清川から車で狩川を経由して国道345号バイパスを鶴岡方面へ向かい、京田橋を渡ってすぐ右折しました。
鶴岡市指定文化財【正保庄内絵図(庄内三郡絵図)】[致道博物館蔵]によると、この付近に一里塚と京田川渡場があったことが確認できます。現在は公園になっていて、そこに橋の欄干と石碑、東屋がありました。
昭和13年に木造の橋からコンクリート橋になった京田橋。
昭和55年に集落の南側を通る国道345号線に新しい橋が完成した為、旧橋の欄干がモニュメントとして残されたようです。

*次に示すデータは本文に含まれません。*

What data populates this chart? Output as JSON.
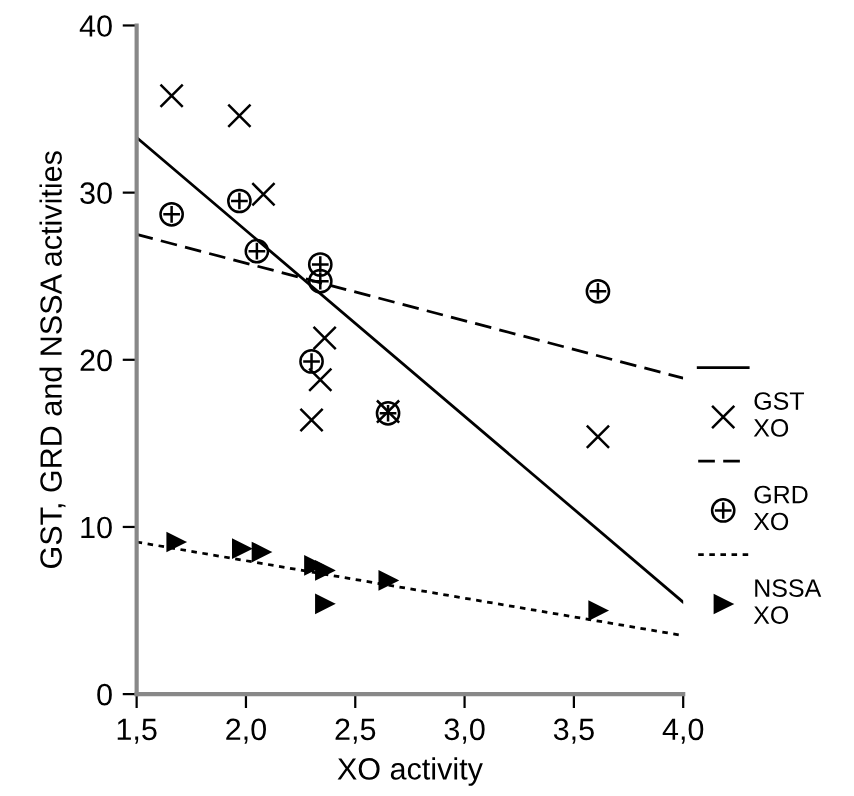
{
  "chart_data": {
    "type": "scatter",
    "xlabel": "XO activity",
    "ylabel": "GST, GRD and NSSA activities",
    "xlim": [
      1.5,
      4.0
    ],
    "ylim": [
      0,
      40
    ],
    "xticks": [
      {
        "value": 1.5,
        "label": "1,5"
      },
      {
        "value": 2.0,
        "label": "2,0"
      },
      {
        "value": 2.5,
        "label": "2,5"
      },
      {
        "value": 3.0,
        "label": "3,0"
      },
      {
        "value": 3.5,
        "label": "3,5"
      },
      {
        "value": 4.0,
        "label": "4,0"
      }
    ],
    "yticks": [
      0,
      10,
      20,
      30,
      40
    ],
    "grid": false,
    "legend": "right",
    "series": [
      {
        "name": "GST\nXO",
        "marker": "cross",
        "color": "#000000",
        "x": [
          1.66,
          1.97,
          2.08,
          2.36,
          2.34,
          2.3,
          3.61,
          2.65
        ],
        "values": [
          35.8,
          34.6,
          29.9,
          21.3,
          18.8,
          16.4,
          15.4,
          16.9
        ]
      },
      {
        "type": "line",
        "line_style": "solid",
        "color": "#000000",
        "x": [
          1.5,
          4.0
        ],
        "values": [
          33.3,
          5.5
        ]
      },
      {
        "name": "GRD\nXO",
        "color": "#000000",
        "x": [
          1.66,
          1.97,
          2.05,
          2.34,
          2.34,
          2.3,
          2.65,
          3.61
        ],
        "values": [
          28.7,
          29.5,
          26.5,
          25.7,
          24.7,
          19.9,
          16.8,
          24.1
        ]
      },
      {
        "type": "line",
        "line_style": "dashed",
        "color": "#000000",
        "x": [
          1.5,
          4.0
        ],
        "values": [
          27.5,
          18.9
        ]
      },
      {
        "name": "NSSA\nXO",
        "marker": "triangle",
        "color": "#000000",
        "x": [
          1.68,
          1.98,
          2.07,
          2.31,
          2.36,
          2.36,
          2.65,
          3.61
        ],
        "values": [
          9.1,
          8.7,
          8.5,
          7.7,
          7.4,
          5.4,
          6.8,
          5.0
        ]
      },
      {
        "type": "line",
        "line_style": "dotted",
        "color": "#000000",
        "x": [
          1.5,
          4.0
        ],
        "values": [
          9.1,
          3.5
        ]
      }
    ]
  }
}
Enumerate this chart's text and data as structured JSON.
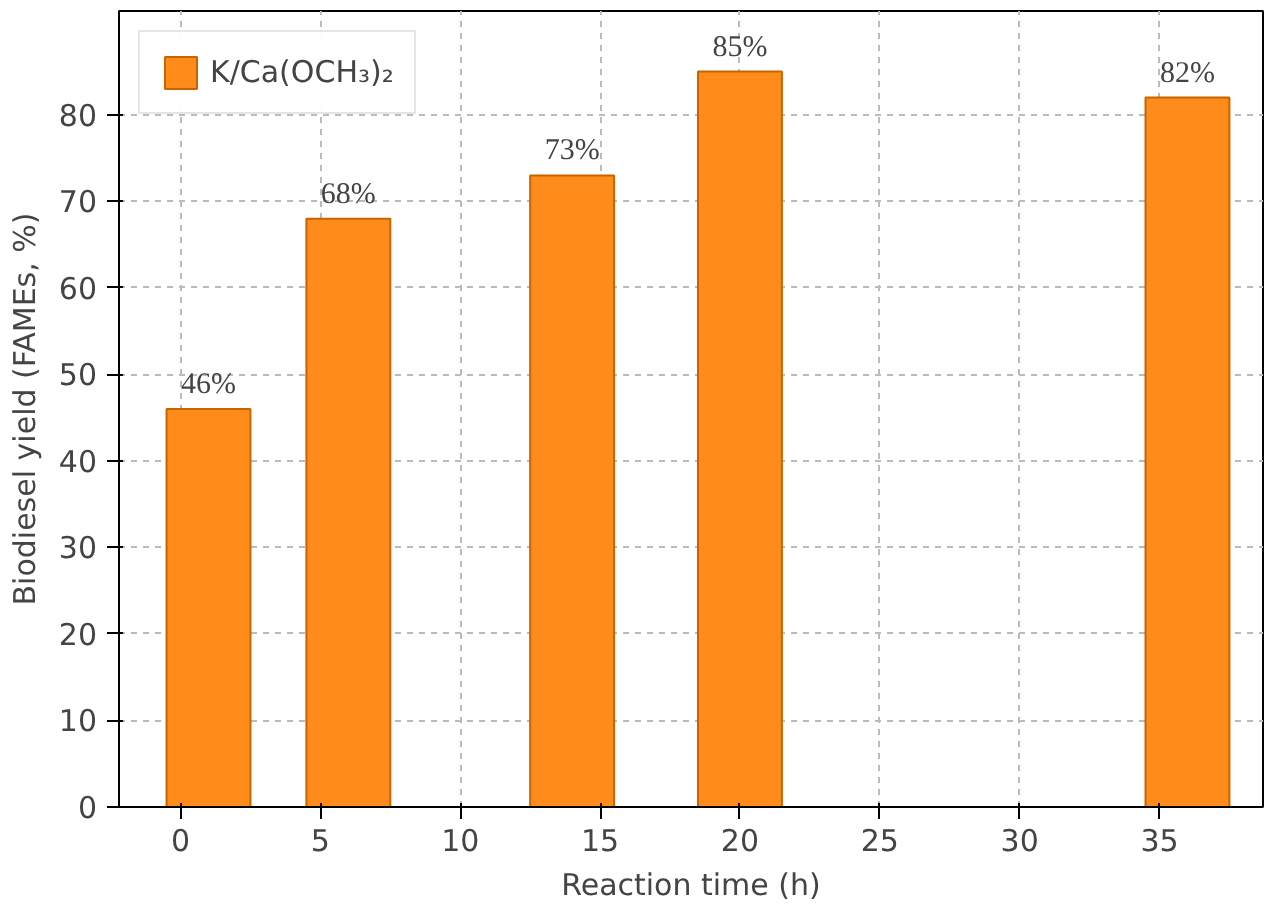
{
  "chart_data": {
    "type": "bar",
    "xlabel": "Reaction time (h)",
    "ylabel": "Biodiesel yield (FAMEs, %)",
    "x": [
      1,
      6,
      14,
      20,
      36
    ],
    "series": [
      {
        "name": "K/Ca(OCH₃)₂",
        "color": "#ff8c1a",
        "values": [
          46,
          68,
          73,
          85,
          82
        ]
      }
    ],
    "value_labels": [
      "46%",
      "68%",
      "73%",
      "85%",
      "82%"
    ],
    "xlim": [
      -2.2,
      38.7
    ],
    "xticks": [
      0,
      5,
      10,
      15,
      20,
      25,
      30,
      35
    ],
    "ylim": [
      0,
      92
    ],
    "yticks": [
      0,
      10,
      20,
      30,
      40,
      50,
      60,
      70,
      80
    ],
    "grid": true,
    "legend": "top left"
  }
}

かってこの場所に大きな米倉庫や船着き場があったことが記されています。
旧十六合村や東栄村などからも馬車や馬そりで米が集められ、京田川から舟で酒田に集められていたとのこと、様々な商店が建ち並んでいたこと等当時の賑わいが伝わってきました。
京田川の堤防にあがる階段のそばに、船着場跡(京田川渡場)があったことを示す碑が建てられています。

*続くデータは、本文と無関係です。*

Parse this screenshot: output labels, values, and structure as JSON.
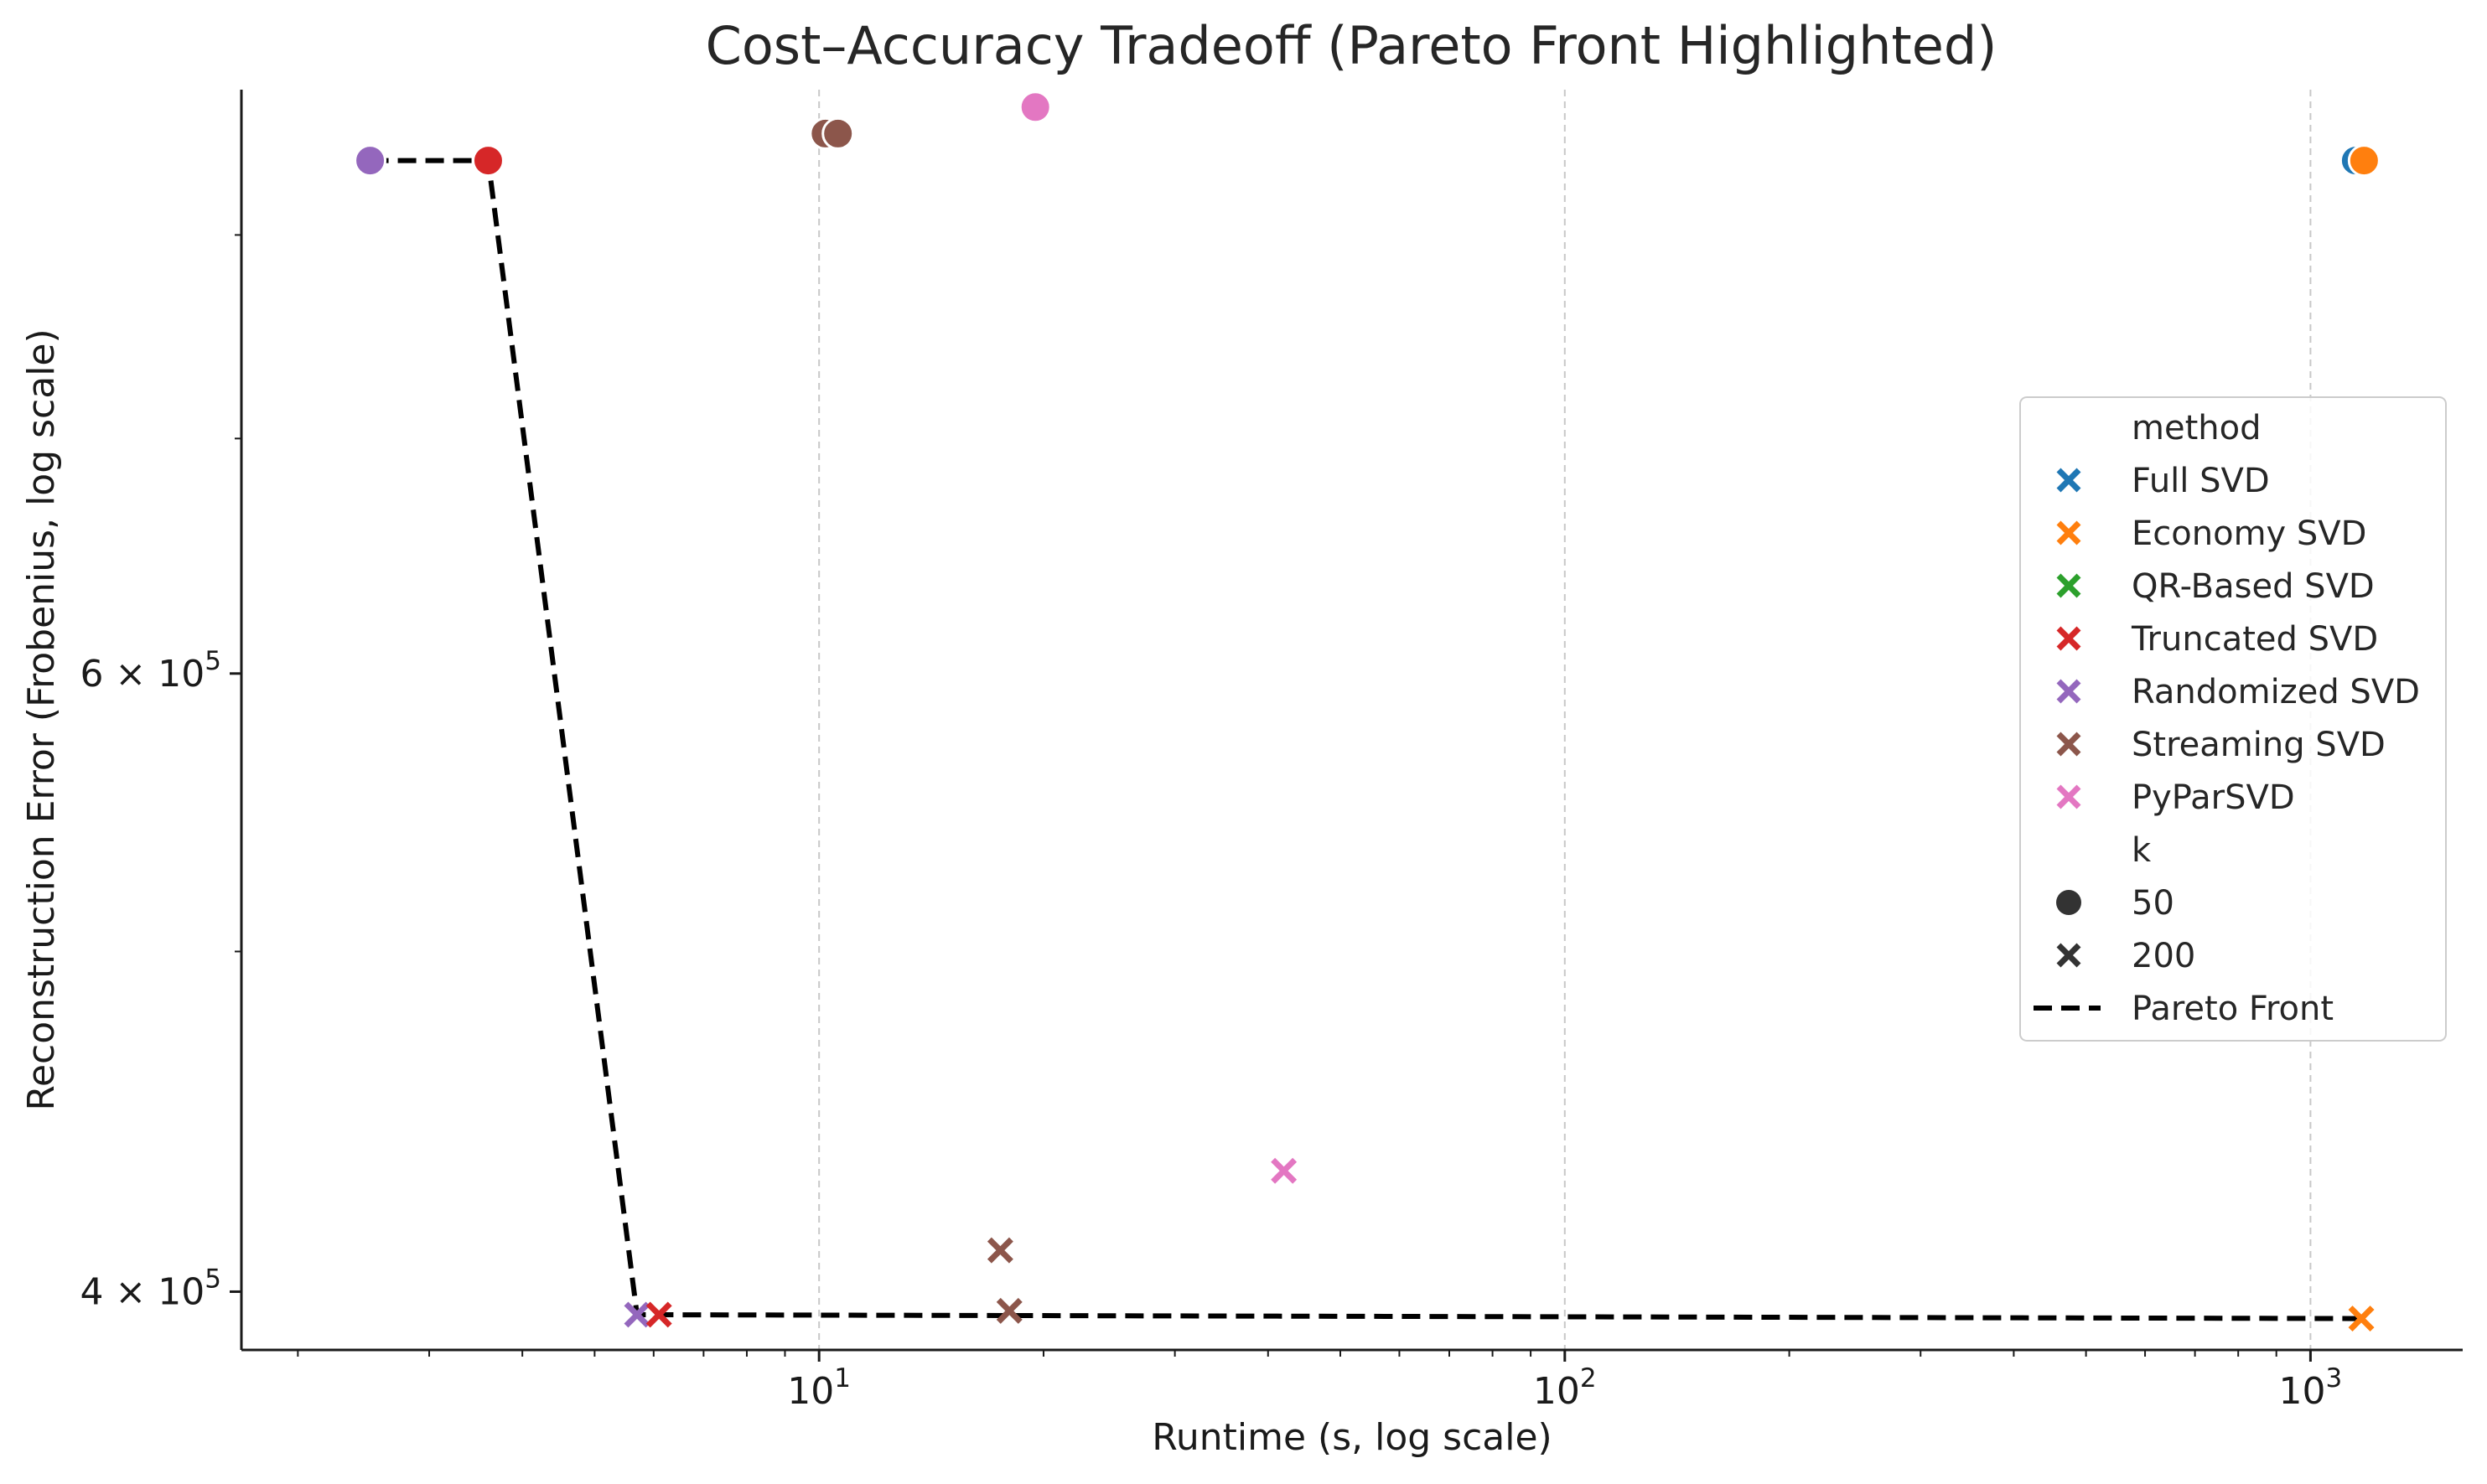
{
  "chart_data": {
    "type": "scatter",
    "title": "Cost–Accuracy Tradeoff (Pareto Front Highlighted)",
    "xlabel": "Runtime (s, log scale)",
    "ylabel": "Reconstruction Error (Frobenius, log scale)",
    "xscale": "log",
    "yscale": "log",
    "xlim": [
      1.68,
      1600
    ],
    "ylim": [
      385000,
      880000
    ],
    "x_ticks": [
      {
        "value": 10,
        "base": "10",
        "exp": "1"
      },
      {
        "value": 100,
        "base": "10",
        "exp": "2"
      },
      {
        "value": 1000,
        "base": "10",
        "exp": "3"
      }
    ],
    "y_ticks": [
      {
        "value": 400000,
        "mantissa": "4",
        "times": "×",
        "base": "10",
        "exp": "5"
      },
      {
        "value": 600000,
        "mantissa": "6",
        "times": "×",
        "base": "10",
        "exp": "5"
      }
    ],
    "grid": "x-major dashed",
    "legend_position": "right",
    "legend": {
      "method_title": "method",
      "methods": [
        {
          "name": "Full SVD",
          "color": "#1f77b4"
        },
        {
          "name": "Economy SVD",
          "color": "#ff7f0e"
        },
        {
          "name": "QR-Based SVD",
          "color": "#2ca02c"
        },
        {
          "name": "Truncated SVD",
          "color": "#d62728"
        },
        {
          "name": "Randomized SVD",
          "color": "#9467bd"
        },
        {
          "name": "Streaming SVD",
          "color": "#8c564b"
        },
        {
          "name": "PyParSVD",
          "color": "#e377c2"
        }
      ],
      "k_title": "k",
      "k_values": [
        {
          "label": "50",
          "marker": "circle"
        },
        {
          "label": "200",
          "marker": "x"
        }
      ],
      "front_label": "Pareto Front"
    },
    "points": [
      {
        "method": "Randomized SVD",
        "k": 50,
        "x": 2.5,
        "y": 840000
      },
      {
        "method": "Truncated SVD",
        "k": 50,
        "x": 3.6,
        "y": 840000
      },
      {
        "method": "Streaming SVD",
        "k": 50,
        "x": 10.2,
        "y": 855000
      },
      {
        "method": "Streaming SVD",
        "k": 50,
        "x": 10.6,
        "y": 855000
      },
      {
        "method": "PyParSVD",
        "k": 50,
        "x": 19.5,
        "y": 870000
      },
      {
        "method": "Full SVD",
        "k": 50,
        "x": 1150,
        "y": 840000
      },
      {
        "method": "Economy SVD",
        "k": 50,
        "x": 1180,
        "y": 840000
      },
      {
        "method": "Randomized SVD",
        "k": 200,
        "x": 5.7,
        "y": 394000
      },
      {
        "method": "Truncated SVD",
        "k": 200,
        "x": 6.1,
        "y": 394000
      },
      {
        "method": "Streaming SVD",
        "k": 200,
        "x": 17.5,
        "y": 411000
      },
      {
        "method": "Streaming SVD",
        "k": 200,
        "x": 18.0,
        "y": 395000
      },
      {
        "method": "PyParSVD",
        "k": 200,
        "x": 42,
        "y": 433000
      },
      {
        "method": "Economy SVD",
        "k": 200,
        "x": 1170,
        "y": 393000
      }
    ],
    "pareto_front": [
      {
        "x": 2.5,
        "y": 840000
      },
      {
        "x": 3.6,
        "y": 840000
      },
      {
        "x": 5.7,
        "y": 394000
      },
      {
        "x": 1170,
        "y": 393000
      }
    ]
  }
}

京田橋集落記念碑によると、京田川の改修工事により堤防が設けられたとのこと。江戸時代はこの場所から川の流れを見ることができたのでしょうか。
京田川は月山を源に鶴岡市羽黒町を北上、庄内町添津付近から庄内平野に入って、千本杉を経て家根合(かねあい)付近で藤島川に合流します。
対岸に見える住宅地は庄内町京島地区です。
明治9年(1876年)に上七曲村と下七曲村、四ッ興屋村が合併して誕生したのが三和村。これらの村名は「二郡縮図」などで確認できました。京田川集落は、現在「三和4区」と呼ばれているそうです。
庄内交通さんのバス停は、旧橋が架けられた付近に「京田橋」の名前で建っています。(冬季期間はバイパス沿いに臨時停留所が設けられ、こちらには停車しません。)